The safety report will need to include

  • Administration details – Site location, names of relevant companies, the project and a brief summary of its intentions
  • Hazards and photos – Hazards present or likely to be present, pictures of any hazards actively observed during the project
  • Controls – Suggestions/solutions to reduce risk, address hazards and pre-emptively manage health and safety

Note: Construction safety reports often include pictures of hazards as it is important to ensure that the safety information is easy to understand by any party that needs to access it.

Risk Matrices

While they are commonly employed in risk assessment documents, risk matrices are not always beneficial to the assessment and safety report. They can be beneficial for quantitative risk assessment in medium to high-risk environments, and can help to prioritise actions following an assessment, but often the meaning behind a risk matrix can become confused or lost.

“…if you ask the person who has carried out that risk assessment, and plug their numbers into the table, what those numbers actually mean, the number of times they can’t actually explain to you…”

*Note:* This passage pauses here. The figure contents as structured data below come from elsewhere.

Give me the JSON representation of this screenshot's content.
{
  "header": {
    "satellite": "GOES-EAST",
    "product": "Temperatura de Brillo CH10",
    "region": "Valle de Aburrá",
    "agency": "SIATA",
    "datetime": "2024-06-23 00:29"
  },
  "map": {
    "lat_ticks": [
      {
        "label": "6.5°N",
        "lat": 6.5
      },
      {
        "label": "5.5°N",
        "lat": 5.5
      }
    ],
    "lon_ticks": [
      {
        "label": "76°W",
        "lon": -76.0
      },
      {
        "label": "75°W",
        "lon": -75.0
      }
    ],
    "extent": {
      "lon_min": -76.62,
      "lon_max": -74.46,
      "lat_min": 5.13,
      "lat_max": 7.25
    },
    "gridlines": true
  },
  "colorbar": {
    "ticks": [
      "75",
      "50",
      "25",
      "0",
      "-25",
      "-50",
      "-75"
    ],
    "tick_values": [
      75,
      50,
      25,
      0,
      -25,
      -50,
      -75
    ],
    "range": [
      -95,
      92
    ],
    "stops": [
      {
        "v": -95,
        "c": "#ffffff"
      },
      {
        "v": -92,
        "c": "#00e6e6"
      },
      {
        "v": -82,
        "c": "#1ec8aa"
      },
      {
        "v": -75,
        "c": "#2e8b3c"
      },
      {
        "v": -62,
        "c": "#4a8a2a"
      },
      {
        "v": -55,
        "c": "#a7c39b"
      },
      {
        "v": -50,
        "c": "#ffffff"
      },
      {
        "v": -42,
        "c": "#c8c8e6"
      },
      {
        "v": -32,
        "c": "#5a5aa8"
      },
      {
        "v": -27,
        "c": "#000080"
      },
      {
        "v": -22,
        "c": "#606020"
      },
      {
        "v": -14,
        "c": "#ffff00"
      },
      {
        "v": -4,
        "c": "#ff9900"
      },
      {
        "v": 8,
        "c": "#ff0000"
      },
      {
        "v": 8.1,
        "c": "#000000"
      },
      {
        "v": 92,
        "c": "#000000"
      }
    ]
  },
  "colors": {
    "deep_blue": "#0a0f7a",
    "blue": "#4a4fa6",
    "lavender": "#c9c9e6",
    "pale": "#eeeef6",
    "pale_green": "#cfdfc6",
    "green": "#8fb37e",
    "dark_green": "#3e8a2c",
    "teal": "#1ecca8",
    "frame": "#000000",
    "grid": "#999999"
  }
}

Rigby, N. (2021) Managing Risk: From Assessment to Control. Bringing your Risk Assessment to Life [Webinar]
Training and events From HSE. https://events.streamgo.live/HSE-managing-risk/Managing-Risk-From-Assessment-to-Control

You should only use a risk matrix in your safety report if:
A) You’ve been asked to (by a superior or policy document)
B) It will be beneficial to prioritise actions/controls to reduce risk
C) It will help people to understand the hazards/risks
D) Your risk assessment is quantitative
E) Your operations are medium to high risk and a risk matrix is appropriate

The key reason for creating a safety report is both to provide a means to take stock of risks and controls, and conduct a risk assessment, and to provide this information to any party where it may be relevant for the improvement of safety on site.